Ne menez plus de bruit trompettes amoureuſes
Qui faites eſclatter un amour uicieux
Nos ames maintenant toutes deuotieuses
Sçauent d’un meilleur aër s’eſleuer sur les cieux.
Jà desiâ nos eſprits meus de belles penſees,
Deſdaignent uos deſſeins, meſprisent uos accens,

Nos pointes de diſcours vers le ciel eſlancees,
Ne ſont comme vos tons, des accords periſſans.
Ores retirez uous paſſions animees.
De cette uanité dont let fols sont ſurpris,
Les celeſtes deſirs des ames enflammees
De l’aër deuotieux rauiſſent nos eſprits.
Qu’on ne nous priſe plus ces souſpirs deceuables
Qui ont aſſaſſiné la vie à tant de cœurs,
Les chants de pieté qui ſont plus agreables
Nous vont ſollicitans de meilleures ardeurs.
Puis qu’on peut entonner d’auſſi belles paroles
Pour la perfection, que, pour la vanité,
Ie vous quitte à iamais inuentions friuoles
Pour recueillir les aers_formez de pieté.

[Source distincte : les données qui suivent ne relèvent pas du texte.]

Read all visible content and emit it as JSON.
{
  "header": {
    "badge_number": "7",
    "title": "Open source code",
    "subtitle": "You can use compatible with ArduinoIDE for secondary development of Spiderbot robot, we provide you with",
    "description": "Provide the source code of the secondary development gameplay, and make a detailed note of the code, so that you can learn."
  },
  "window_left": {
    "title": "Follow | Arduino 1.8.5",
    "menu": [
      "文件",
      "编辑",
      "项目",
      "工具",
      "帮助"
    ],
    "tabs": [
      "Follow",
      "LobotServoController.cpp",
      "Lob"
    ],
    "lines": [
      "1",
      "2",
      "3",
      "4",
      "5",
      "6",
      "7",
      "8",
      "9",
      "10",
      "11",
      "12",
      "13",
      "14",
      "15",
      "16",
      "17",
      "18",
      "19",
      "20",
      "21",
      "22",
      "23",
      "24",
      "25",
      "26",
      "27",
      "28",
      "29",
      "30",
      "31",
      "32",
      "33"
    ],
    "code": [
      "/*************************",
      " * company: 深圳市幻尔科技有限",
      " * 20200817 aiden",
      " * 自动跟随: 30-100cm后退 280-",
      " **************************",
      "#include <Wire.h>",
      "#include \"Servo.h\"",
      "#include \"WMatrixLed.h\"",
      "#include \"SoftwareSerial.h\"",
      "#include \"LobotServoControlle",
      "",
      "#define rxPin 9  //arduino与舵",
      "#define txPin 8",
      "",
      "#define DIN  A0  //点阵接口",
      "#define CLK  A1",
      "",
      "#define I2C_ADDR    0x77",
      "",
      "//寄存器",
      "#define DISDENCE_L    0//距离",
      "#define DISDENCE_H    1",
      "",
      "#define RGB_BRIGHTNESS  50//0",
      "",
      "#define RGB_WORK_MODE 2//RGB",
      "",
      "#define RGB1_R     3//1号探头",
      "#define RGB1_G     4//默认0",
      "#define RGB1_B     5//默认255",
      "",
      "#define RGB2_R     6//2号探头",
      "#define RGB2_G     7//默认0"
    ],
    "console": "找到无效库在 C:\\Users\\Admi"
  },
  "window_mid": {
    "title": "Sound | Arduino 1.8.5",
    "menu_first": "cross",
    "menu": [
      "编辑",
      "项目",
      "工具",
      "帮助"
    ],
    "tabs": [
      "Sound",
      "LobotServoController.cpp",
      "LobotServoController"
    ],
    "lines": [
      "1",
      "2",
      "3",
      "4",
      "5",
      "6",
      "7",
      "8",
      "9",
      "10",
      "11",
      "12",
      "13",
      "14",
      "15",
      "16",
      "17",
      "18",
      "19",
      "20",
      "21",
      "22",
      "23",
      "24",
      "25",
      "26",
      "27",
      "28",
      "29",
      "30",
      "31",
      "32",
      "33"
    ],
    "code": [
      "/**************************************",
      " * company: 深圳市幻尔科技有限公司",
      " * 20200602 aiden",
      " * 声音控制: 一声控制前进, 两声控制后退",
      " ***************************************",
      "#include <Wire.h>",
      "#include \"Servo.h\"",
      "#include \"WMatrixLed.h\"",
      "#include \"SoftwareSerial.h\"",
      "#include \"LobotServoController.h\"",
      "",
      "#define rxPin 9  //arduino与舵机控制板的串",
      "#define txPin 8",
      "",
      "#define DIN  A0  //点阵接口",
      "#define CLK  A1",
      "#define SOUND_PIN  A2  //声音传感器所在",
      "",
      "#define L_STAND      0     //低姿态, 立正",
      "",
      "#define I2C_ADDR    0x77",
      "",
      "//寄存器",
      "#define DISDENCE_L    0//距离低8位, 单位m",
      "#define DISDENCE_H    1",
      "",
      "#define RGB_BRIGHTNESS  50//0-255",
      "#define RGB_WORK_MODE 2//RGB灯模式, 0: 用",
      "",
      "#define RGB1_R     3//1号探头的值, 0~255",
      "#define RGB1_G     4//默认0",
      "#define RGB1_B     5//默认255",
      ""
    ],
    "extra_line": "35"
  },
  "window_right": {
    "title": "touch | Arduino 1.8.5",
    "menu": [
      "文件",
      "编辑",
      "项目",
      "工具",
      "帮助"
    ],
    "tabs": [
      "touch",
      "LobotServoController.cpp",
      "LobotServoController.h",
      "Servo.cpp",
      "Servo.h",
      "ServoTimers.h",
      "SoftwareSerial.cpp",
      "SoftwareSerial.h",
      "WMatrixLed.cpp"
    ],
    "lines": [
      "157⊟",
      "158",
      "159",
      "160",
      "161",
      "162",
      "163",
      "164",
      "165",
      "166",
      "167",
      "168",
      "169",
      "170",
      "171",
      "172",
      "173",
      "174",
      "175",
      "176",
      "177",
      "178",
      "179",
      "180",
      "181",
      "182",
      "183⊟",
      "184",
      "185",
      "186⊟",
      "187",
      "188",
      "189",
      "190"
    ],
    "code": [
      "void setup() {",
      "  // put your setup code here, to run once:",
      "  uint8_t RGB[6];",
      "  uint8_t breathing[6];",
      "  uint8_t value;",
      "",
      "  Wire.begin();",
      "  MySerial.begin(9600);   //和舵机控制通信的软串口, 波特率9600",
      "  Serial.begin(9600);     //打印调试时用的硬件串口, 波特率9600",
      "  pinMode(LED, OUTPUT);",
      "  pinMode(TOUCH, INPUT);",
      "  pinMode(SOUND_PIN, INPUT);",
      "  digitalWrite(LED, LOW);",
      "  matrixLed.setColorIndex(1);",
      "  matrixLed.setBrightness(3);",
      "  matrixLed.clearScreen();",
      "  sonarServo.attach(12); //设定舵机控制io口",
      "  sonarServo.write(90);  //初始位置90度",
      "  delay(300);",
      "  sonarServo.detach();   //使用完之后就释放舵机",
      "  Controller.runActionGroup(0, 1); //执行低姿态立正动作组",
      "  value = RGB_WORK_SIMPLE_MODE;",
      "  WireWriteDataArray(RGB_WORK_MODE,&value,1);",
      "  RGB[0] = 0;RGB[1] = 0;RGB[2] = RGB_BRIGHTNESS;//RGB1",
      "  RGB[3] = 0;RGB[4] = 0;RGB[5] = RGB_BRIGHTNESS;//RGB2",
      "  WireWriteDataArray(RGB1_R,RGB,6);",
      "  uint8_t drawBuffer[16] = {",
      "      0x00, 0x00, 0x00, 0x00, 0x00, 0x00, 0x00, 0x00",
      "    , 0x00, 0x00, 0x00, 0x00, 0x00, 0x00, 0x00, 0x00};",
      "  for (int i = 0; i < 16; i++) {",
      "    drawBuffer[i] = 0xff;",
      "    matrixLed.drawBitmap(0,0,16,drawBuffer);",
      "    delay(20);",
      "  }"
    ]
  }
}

Beaux cœurs qui vous plaisez aux ſouſpirs de lieſſe,
Oublians vos deſirs tranſmuez vos amours ;
Faites qu’un beau ſouhait vers le ciel vous addreſſe,
Pour de ſuiects heureux repolir uos diſcours.
Ainſi puiſſions nous tous reparer nos courages
Ainsi d’accens diuins reſonner en tous lieux :
Et qu’en ſi beaux accords eſleuants nos courages
Sur l’aiſle de nos voix nous volions dans les Cieux.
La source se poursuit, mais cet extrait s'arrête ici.